We now support students at 82 different schools in The Gambia. But upcountry, we focus especially on St. Therese's Basic Cycle School in Fula Bantang, where our South Bank Coordinator is the Principal. With our support, the School Management Committee there has decided to become proactive: actively seeking universal enrollment by visiting families whose children are not in school and, whenever they determine that finances are the reason, offering scholarships.  

And so in the villages around Fula Bantang, this has had a wonderful effect. If a child is not in school, it stands out.  And of course, they want to be in school with everyone else their age.  Let me introduce you to two of them, and the way they started school.


Hawa lived in the urban area near the coast until her parents divorced after which her mother brought her to Sare Fally, 2.5km from Fula Bantang and left her with her grandmother. When school started, Hawa followed the other children from Sare Fally to school, but was sent home because she was not registered. Nevertheless, she kept coming to school and after several days, Kebba Sanyang, the school's Principal and our Program Coordinator in the region, heard about her situation.  So he spoke with Hawa and asked her to come back with her parents. The next day, her grandmother came to the school; she apologized and said that she had told Hawa not to come to school but Hawa would not listen. When Kebba asked her why she would not allow Hawa to come to school, she said she had no money or support; she does everything all by herself, and struggles just to feed the girl, and cannot possibly afford Hawa’s small educational expenses. Kebba asked if she would allow her to come to school if someone could support Hawa’s education, and she said of course, adding that she has always regretted not being given the opportunity to go to school by her own parents.  And so Hawa enrolled in 1st grade on the spot; here is Kebba talking with Hawa a few months later: http://youtu.be/CthUWxd7_dA.

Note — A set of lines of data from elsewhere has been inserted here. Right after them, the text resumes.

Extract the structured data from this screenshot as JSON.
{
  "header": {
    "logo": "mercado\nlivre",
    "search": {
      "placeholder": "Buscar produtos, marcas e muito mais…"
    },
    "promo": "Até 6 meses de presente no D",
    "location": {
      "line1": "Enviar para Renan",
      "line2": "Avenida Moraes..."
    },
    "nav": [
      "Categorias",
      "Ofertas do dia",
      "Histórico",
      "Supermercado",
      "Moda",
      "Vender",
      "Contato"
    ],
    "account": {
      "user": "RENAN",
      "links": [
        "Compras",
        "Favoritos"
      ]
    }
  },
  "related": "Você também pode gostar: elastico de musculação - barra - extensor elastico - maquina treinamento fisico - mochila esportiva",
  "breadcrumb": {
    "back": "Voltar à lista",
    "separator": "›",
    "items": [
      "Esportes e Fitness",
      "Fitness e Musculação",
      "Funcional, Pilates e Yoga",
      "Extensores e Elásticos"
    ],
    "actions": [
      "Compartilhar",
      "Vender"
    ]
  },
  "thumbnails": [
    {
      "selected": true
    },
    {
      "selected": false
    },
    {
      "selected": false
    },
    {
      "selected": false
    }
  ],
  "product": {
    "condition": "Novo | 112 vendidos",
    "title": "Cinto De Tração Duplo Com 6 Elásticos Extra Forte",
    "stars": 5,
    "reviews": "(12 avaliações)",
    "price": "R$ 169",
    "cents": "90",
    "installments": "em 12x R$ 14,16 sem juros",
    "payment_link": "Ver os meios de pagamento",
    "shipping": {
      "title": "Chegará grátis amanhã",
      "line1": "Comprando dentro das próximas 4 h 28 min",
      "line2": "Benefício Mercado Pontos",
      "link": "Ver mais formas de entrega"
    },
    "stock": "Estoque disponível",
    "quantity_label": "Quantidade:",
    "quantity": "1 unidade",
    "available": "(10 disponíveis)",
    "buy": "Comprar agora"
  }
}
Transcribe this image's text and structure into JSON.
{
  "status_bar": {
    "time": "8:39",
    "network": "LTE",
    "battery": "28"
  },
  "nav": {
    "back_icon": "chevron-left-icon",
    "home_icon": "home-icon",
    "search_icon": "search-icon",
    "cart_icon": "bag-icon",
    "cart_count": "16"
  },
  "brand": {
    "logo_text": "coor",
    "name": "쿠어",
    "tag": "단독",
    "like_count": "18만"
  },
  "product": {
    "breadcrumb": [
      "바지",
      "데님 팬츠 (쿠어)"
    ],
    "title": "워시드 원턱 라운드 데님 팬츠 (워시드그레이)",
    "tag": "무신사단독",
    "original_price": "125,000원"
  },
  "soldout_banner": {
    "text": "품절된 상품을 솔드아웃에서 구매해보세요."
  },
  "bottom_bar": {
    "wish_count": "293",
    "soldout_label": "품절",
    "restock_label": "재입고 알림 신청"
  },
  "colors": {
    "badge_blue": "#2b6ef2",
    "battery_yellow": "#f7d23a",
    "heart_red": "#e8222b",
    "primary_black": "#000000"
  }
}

A nursery school teacher at St. Therese's in Fula Bantang was holding a PhysEd session next to the school. A young girl stood watching them, and so the teacher invited her to join the group in their activity. When it was time to return to the classroom, the girl refused to go home. When her mother came looking for her, Principal Kebba Sanyang asked why her daughter was not registered for school. When she began to shed tears, he stopped her and said GambiaRising would give her the backing she needs to go to school - if the she agreed that her daughter can stay in school all the way to the finish. And so Bintou enrolled in the St. Therese's nursery program - the very class she had refused to leave.  When Kebba later spoke with Bintou for a video in February; she had only been in school a few months so the conversation was not in great depth; but I hope you will agree that she should definitely be in school!  http://youtu.be/SjHREW0WCuU

There are now 70 students attending St. Therese's Basic Cycle School with scholarships from GambiaRising. That is less than 10% of the student body, but of course it begins a virtuous cycle. For every student enrolled, the school collects additional fees.  Thanks to the World Food Programme, the students receive a hot lunch each day (the school asks each student to make a small contribution to supplement the rather bland lunch, and GambiaRising contributes our children's share).  They are gaining is self-esteem, raising their sights on what is possible in their life, and ... getting an education.  

78% of the students supported by GambiaRising donors in grades Nursery through 9 are girls.  And one day, we hope and expect, they will be young women graduating from senior secondary school, and doing what educated women do everywhere: make a better life for themselves, and a better society as well.